Ribeiro ainda afirmou erroneamente na audiência que, se fosse realizado o aborto, o bebê nasceria e seria preciso esperar ele morrer. Sem mencionar à menina o direito previsto em lei, a juíza afirma que o aborto não poderia ser realizado. “A questão jurídica do que é aborto pelo Ministério da Saúde é até as 22 semanas. Passado esse prazo, não seria mais aborto, pois haveria viabilidade à vida”, diz a juíza.

Com o fato de a mãe e a menina reiterarem o desejo de fazer o aborto aumentou a resistência da juíza em tirar a menina do abrigo. “A situação é clara: há o risco para o bebê em gestação, como bem acentuou o curador nomeado para o bebê em gestação, e há o risco de violência psicológica com a menina”, argumentou Ribeiro em um despacho de 1º de junho.

A juíza afirmou que, após nova visita ao hospital, a criança foi convencida a mudar o que tinha dito em juízo – apesar de a menina ter deixado claro no início da audiência que não gostaria de seguir com a gravidez.

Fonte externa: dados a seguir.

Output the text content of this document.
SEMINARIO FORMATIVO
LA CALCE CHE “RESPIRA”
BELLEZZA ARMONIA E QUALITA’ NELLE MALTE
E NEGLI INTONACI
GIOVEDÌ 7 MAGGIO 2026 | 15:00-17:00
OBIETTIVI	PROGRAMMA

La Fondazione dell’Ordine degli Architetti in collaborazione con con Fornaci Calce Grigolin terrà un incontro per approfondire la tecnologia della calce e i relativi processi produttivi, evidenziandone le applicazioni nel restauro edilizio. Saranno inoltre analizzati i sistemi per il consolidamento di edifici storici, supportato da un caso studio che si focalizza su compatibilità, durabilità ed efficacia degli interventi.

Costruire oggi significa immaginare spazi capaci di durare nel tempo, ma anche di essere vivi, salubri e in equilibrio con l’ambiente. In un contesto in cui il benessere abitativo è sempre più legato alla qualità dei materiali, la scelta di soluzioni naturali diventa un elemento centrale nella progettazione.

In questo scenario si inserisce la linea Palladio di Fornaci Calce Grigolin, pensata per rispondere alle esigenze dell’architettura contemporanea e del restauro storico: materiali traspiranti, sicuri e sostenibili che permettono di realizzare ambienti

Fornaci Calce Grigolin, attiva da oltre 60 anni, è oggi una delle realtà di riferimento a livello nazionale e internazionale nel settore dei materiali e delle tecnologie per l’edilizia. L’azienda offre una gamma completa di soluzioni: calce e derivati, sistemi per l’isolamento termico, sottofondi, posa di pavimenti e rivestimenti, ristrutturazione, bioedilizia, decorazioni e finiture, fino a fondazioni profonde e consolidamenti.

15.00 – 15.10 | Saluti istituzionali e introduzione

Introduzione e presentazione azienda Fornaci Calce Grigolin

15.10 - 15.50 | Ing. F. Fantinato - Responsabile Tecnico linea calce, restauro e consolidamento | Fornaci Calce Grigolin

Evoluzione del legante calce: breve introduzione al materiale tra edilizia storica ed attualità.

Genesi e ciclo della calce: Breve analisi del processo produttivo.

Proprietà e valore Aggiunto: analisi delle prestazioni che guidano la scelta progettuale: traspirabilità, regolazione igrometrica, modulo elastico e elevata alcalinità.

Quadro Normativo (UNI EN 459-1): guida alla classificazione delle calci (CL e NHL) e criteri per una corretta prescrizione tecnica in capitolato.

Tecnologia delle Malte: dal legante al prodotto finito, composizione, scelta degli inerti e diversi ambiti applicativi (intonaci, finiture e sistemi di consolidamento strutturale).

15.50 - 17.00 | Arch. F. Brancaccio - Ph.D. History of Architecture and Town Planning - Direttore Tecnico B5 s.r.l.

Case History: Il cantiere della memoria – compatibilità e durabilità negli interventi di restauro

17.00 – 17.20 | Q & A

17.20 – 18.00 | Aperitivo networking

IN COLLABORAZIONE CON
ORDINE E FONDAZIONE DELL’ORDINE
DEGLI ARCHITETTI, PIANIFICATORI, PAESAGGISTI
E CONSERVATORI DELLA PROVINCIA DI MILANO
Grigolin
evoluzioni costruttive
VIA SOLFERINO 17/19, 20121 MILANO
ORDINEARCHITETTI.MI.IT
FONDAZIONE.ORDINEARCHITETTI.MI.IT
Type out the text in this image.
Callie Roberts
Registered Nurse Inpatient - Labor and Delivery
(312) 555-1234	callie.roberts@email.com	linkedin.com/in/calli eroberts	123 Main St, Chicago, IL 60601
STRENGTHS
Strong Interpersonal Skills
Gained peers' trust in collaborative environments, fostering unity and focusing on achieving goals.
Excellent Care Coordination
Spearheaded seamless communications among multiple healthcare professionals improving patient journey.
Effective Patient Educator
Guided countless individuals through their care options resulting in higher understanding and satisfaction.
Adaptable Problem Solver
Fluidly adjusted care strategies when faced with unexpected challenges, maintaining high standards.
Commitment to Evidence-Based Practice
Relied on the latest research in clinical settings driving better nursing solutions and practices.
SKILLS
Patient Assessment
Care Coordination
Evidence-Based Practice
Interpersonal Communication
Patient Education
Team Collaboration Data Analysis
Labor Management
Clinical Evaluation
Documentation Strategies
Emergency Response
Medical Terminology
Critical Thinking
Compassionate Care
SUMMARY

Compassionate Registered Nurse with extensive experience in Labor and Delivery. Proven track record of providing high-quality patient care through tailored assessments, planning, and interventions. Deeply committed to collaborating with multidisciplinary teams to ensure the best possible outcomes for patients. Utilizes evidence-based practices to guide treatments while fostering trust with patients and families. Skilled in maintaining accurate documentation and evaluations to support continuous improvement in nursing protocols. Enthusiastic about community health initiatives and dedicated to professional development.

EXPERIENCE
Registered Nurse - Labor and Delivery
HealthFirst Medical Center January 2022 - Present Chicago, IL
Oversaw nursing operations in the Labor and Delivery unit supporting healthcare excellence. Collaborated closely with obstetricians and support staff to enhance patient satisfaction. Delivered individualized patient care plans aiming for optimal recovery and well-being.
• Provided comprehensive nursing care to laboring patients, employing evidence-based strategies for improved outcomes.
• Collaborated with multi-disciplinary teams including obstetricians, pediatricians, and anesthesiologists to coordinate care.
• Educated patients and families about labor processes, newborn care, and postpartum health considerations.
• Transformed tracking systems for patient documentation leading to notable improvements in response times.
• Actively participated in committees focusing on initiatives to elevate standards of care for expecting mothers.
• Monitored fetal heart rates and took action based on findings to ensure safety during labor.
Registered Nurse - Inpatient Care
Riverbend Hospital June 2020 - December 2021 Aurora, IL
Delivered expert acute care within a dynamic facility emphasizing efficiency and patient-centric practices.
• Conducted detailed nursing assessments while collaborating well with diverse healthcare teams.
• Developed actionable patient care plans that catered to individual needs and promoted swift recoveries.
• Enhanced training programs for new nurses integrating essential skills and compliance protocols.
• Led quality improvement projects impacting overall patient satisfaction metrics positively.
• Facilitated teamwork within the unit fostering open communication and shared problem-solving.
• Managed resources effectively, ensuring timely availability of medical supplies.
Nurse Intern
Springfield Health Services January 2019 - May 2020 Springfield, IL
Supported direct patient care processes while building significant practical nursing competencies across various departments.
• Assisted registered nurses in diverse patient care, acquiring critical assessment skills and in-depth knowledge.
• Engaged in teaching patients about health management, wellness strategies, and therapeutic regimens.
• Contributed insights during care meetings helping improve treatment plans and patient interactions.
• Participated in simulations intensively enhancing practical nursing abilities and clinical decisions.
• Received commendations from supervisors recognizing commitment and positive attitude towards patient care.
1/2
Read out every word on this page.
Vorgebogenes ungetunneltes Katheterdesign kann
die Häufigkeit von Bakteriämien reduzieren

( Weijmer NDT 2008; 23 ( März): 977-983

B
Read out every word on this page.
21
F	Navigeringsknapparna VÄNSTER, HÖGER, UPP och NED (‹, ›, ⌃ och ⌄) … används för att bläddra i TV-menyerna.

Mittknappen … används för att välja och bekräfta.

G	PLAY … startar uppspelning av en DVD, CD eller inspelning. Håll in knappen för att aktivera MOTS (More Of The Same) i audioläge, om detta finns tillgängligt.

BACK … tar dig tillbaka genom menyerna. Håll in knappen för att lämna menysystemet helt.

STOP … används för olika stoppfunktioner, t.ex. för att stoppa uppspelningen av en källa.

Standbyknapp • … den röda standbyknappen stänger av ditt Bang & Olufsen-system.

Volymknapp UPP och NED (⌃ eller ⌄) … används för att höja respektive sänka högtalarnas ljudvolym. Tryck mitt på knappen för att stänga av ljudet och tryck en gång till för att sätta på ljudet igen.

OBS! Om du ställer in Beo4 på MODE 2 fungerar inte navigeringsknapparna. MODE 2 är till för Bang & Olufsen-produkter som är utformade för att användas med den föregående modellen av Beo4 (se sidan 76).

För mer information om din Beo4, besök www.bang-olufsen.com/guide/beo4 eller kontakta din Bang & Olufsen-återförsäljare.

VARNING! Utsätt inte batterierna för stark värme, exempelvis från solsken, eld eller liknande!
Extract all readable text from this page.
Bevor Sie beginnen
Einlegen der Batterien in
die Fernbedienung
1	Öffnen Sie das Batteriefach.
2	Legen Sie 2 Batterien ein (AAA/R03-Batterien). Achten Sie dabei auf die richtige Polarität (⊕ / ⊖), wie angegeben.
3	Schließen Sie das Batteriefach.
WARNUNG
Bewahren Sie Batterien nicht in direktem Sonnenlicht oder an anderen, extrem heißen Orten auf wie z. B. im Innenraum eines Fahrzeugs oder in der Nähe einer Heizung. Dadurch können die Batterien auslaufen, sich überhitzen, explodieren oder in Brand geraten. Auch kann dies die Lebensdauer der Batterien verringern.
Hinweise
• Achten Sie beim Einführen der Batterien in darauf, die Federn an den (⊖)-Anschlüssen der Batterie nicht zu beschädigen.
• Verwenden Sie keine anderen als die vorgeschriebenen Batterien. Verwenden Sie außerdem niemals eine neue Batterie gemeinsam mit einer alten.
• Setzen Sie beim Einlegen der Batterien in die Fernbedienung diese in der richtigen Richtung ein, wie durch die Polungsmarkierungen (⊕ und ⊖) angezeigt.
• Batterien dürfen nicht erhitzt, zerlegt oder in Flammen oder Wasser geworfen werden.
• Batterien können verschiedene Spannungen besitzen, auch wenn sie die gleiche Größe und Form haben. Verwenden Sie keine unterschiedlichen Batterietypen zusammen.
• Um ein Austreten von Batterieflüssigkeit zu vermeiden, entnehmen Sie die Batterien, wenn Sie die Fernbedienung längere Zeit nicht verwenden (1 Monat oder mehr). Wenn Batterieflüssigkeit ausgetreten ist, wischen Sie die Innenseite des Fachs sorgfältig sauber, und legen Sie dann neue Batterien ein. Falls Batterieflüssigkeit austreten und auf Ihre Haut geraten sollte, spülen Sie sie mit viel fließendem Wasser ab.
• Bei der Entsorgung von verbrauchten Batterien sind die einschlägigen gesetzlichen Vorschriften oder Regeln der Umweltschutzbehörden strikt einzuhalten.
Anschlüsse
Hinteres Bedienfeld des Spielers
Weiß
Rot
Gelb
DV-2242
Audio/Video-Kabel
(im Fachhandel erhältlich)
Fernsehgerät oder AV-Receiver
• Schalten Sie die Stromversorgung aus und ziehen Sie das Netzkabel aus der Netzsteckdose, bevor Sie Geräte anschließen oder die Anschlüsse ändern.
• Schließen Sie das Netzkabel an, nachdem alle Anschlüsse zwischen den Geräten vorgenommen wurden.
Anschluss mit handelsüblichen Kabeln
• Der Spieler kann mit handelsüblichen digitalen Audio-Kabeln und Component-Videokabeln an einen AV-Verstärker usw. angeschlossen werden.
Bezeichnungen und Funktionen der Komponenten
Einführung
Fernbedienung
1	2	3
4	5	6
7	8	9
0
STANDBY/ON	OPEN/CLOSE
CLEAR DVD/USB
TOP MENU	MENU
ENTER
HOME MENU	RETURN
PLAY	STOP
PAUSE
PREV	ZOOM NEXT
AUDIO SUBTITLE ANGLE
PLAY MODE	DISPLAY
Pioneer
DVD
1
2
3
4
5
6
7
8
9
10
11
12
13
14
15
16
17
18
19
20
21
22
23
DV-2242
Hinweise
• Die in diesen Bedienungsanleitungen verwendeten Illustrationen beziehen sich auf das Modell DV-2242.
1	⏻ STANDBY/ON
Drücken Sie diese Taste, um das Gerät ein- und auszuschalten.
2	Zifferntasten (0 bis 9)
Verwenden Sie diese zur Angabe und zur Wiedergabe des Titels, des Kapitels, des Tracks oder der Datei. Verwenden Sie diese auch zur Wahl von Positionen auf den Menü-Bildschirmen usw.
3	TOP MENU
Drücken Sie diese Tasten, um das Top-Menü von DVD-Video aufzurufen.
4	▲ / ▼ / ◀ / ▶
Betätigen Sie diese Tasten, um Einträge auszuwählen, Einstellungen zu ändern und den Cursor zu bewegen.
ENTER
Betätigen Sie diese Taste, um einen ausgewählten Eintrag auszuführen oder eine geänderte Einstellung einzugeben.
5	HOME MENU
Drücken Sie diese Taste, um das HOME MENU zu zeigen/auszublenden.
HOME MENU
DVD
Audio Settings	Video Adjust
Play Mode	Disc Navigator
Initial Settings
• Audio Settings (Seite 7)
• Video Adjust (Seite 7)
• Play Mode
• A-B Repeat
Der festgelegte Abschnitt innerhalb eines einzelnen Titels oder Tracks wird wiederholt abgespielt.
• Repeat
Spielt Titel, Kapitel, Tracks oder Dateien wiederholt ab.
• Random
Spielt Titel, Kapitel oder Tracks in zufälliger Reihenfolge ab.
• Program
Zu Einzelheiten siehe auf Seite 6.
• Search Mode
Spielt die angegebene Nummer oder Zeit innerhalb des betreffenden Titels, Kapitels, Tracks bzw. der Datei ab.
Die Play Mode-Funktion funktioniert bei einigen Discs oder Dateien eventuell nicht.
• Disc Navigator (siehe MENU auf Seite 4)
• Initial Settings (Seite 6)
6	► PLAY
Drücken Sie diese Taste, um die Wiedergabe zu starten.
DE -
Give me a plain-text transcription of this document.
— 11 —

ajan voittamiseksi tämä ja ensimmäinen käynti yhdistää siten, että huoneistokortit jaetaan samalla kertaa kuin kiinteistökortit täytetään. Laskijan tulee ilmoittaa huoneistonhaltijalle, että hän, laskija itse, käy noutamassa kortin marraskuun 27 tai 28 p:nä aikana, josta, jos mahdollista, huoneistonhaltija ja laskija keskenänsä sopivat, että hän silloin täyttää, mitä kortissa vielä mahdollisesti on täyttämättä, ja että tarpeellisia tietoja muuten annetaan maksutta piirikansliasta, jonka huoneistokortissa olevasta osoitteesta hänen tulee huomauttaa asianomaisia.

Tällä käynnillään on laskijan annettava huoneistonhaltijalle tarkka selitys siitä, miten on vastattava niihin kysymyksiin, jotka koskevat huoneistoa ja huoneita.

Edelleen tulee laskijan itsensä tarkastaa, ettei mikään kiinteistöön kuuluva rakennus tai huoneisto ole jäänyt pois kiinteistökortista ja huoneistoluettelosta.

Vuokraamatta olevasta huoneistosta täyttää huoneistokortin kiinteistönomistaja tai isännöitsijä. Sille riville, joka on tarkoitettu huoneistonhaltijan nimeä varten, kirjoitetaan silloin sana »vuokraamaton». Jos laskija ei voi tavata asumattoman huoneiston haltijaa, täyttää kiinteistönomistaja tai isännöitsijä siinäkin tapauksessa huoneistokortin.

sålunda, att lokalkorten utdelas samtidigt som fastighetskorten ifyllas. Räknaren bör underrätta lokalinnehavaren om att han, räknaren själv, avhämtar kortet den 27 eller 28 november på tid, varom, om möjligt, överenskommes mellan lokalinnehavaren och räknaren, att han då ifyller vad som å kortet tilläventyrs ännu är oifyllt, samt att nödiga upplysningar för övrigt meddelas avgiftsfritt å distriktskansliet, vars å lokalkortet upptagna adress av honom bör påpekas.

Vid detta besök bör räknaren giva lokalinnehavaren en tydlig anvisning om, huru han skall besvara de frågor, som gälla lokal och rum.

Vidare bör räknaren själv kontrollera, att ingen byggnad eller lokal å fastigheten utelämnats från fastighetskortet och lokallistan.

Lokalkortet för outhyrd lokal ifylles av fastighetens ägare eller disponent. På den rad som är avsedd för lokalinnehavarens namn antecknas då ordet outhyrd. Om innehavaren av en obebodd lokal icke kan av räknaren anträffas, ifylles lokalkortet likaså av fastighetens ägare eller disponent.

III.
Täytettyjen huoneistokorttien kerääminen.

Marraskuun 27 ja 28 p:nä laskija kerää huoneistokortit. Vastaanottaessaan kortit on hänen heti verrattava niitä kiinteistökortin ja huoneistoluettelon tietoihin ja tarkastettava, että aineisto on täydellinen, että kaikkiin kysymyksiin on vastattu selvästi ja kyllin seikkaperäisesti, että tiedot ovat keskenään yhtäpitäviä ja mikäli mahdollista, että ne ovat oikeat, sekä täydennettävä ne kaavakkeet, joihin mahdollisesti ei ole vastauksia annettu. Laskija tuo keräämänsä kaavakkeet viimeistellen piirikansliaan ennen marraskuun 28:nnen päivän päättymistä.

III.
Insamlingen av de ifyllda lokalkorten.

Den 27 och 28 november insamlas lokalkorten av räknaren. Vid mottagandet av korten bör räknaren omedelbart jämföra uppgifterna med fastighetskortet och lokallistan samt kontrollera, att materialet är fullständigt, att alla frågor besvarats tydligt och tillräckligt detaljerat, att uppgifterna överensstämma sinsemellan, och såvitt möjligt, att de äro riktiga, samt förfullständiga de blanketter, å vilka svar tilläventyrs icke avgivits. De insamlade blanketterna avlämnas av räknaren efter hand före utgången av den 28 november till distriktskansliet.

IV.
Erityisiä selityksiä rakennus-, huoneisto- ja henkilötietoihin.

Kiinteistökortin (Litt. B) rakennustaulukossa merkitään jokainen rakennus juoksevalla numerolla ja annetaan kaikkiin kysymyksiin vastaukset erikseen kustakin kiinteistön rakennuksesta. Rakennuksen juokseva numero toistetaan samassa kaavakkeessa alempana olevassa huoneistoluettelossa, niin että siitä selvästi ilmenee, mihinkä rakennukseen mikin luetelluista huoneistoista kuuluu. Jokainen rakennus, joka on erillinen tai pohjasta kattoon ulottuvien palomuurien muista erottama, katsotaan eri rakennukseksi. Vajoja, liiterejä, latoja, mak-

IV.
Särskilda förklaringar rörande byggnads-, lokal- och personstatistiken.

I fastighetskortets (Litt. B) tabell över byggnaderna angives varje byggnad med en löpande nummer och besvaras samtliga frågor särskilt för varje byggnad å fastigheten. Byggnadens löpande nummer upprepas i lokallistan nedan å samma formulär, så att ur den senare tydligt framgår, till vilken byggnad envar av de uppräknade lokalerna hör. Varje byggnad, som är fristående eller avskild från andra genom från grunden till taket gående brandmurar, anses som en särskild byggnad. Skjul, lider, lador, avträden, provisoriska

Juíza menciona definição da OMS – mas a própria organização recomenda que leis e regulamentações não devem proibir o aborto com base na idade gestacional.

Ouvida durante a audiência de 23 de maio, a psicóloga Amanda Kliemann, que atendeu a menina no HU, mostrou preocupação com a forma que a saúde mental da criança estava sendo abordada na justiça – o laudo psicológico e os de outros profissionais sustentam o desejo da menina de interromper a gestação.

Uma decisão autorizou em 3 de junho que a menina e a mãe ficassem em um abrigo para vítimas de violência. Somente na última sexta-feira (17), que mãe e filha conseguiram ficar juntas em um abrigo.

Sobre as Diretrizes de Atenção ao Aborto 

Em 8 de março deste ano, a Organização Mundial de Saúde, a OMS, publicou o documento Abortion Care Guideline – em português, Diretrizes de Atenção ao Aborto –, que atualiza as recomendações para protocolos de abortamento. O órgão enfatiza que os limites gestacionais não são baseados em evidências científicas e estão associados ao aumento das taxas de mortalidade materna e a maus resultados de saúde. “Embora os métodos de aborto possam variar de acordo com a idade gestacional, a gravidez pode ser interrompida com segurança, independentemente da idade gestacional”, diz o documento.

Para respaldar o argumento de que a proteção da vida do feto é equiparável ao direito da criança de acessar o aborto legal, a juíza Joana Ribeiro citou a Convenção Americana de Direitos Humanos, também conhecida como Pacto de São José da Costa Rica, de que o Brasil faz parte. Ele dispõe, em seu artigo 4º, que os estados devem proteger o direito à vida “pela lei e, em geral, desde o momento da concepção”.

A Corte Interamericana de Direitos Humanos, responsável por interpretar o pacto, se manifestou no caso Artavia Murillo vs. Costa Rica, de 2012, que tratava de fertilização in vitro. Concluiu-se que um direito absoluto de vida pré-natal seria contrário à proteção dos direitos humanos, porque significaria que o direito à vida do feto teria um valor superior ao do direito à vida da pessoa nascida e gestante.

Desde 2016, o Comitê Latino Americano e do Caribe para a Defesa dos Direitos da Mulher denuncia que a gravidez infantil forçada é um tratamento cruel e degradante, equivalente à tortura. “O estado retarda o dever legal de prestar o serviço de saúde, a ponto que não haja mais tempo para o aborto, obrigando crianças a serem mães. Mesmo que ela doe, ela vai ter parido”, argumentou a advogada Sandra Lia Bazzo. “E aí vem a tortura, porque esse foi um ato que ela não procurou, que está sendo imposto ilegalmente a ela e que vai ter repercussão para o resto da vida, nos casos em que elas [as meninas grávidas] sobrevivem”.